Main results of the experiments are that: The main stem, leafstalk length, leaf area, underground biomass, and aboveground biomass of A. adenophora were significantly lower compared to H. tuberosus in monoculture although A. adenophora had a greater number of branches that were longer on average. Under full sunlight, the total shoot length (stem + branch length), main stem length and branch length of A. adenophora were significantly suppressed (P < 0.05) by increasing proportions of H. tuberosus, and the same morphological variables of H. tuberosus were significantly higher with decreasing proportions of H. tuberosus. With increasing shade rates and plant ratios, the plant height, branch, leaf, and biomass of both plants were significantly suppressed, but to a greater degree in the case of A. adenophora. The net photosynthetic rate (Pn) of H. tuberosus and A. adenophora increased gradually from July to September, then decreased in October. The Pn of H. tuberosus was consistently higher than that of A. adenophora. Although the Pn for both species was significantly reduced with increasing shade rates and plant ratios, A. adenophora experienced greater inhibition than H. tuberosus. The relative yield (RY) of A. adenophora was significantly less than 1.0 (P < 0.05) in mixed culture under all shade levels, indicating that the intraspecific competition was less than interspecific competition. The RY of H. tuberosus was significantly less than 1.0 under 40–60% shade and greater than 1.0 (P < 0.05) under 0–20% shade in mixed culture, respectively, showing that intraspecific competition was higher than interspecific competition under low shade, but the converse was true under high shade. The relative yield total (RYT) of A. adenophora and H. tuberosus was less than 1.0 in mixed culture, indicating that there was competition between the two plants. The fact that the competitive balance (CB) index of H. tuberosus was greater than zero demonstrated a higher competitive ability than A. adenophora even at the highest shade level (60%).

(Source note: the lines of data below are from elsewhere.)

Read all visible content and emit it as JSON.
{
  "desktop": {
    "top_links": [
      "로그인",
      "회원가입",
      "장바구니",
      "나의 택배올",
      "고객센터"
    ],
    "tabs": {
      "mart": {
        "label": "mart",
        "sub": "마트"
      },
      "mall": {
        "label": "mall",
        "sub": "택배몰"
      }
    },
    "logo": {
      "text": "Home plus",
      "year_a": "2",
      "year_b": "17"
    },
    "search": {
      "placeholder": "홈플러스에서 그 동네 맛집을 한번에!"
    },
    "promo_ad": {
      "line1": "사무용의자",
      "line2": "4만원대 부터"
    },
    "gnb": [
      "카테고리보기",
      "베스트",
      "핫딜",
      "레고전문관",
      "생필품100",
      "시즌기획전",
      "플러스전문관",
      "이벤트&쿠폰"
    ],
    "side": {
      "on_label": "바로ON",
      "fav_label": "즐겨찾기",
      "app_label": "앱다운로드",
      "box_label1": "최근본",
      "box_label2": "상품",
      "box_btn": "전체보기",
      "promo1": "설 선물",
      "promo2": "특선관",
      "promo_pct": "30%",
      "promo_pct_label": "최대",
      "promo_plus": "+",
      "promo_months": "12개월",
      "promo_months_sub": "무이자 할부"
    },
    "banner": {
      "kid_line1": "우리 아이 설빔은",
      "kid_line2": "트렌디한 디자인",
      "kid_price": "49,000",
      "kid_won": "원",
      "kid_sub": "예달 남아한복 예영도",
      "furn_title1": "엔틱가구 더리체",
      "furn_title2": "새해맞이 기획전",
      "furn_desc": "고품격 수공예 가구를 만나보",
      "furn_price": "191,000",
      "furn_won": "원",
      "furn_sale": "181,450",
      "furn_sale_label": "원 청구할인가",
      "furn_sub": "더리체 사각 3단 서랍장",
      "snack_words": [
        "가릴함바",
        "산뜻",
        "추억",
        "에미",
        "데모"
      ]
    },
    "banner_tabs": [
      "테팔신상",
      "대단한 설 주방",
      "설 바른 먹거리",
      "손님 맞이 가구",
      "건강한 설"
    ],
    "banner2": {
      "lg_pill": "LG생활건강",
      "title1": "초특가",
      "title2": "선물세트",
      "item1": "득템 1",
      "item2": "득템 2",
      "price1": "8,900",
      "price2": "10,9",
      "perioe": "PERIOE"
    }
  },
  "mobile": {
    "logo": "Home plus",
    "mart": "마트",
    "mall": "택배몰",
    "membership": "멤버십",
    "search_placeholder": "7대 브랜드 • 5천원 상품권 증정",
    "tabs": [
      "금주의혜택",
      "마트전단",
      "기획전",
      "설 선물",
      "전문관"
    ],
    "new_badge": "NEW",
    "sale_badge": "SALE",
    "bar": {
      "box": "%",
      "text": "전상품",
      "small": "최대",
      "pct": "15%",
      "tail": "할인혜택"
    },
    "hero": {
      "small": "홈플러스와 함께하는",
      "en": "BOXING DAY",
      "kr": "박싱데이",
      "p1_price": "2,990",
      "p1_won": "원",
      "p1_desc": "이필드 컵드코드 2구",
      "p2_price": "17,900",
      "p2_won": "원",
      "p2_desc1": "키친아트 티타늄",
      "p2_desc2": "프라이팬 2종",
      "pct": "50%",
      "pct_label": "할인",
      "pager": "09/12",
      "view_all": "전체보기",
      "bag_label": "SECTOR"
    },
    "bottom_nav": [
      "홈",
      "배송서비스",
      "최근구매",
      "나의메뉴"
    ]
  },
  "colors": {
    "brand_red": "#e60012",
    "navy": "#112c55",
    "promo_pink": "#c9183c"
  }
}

The dataset was collected during the April–October 2019 growing season at the Agricultural Environment and Resource Research Institute, Yunnan Academy of Agricultural Sciences, in Xiaojie Town, Songming County, utilizing a de Wit replacement series method.
The readme file contains an explanation of each of the variables in the dataset and its measurement units. #NA = values not available. Information on how the measurements were done can be found in the associated manuscript referenced above.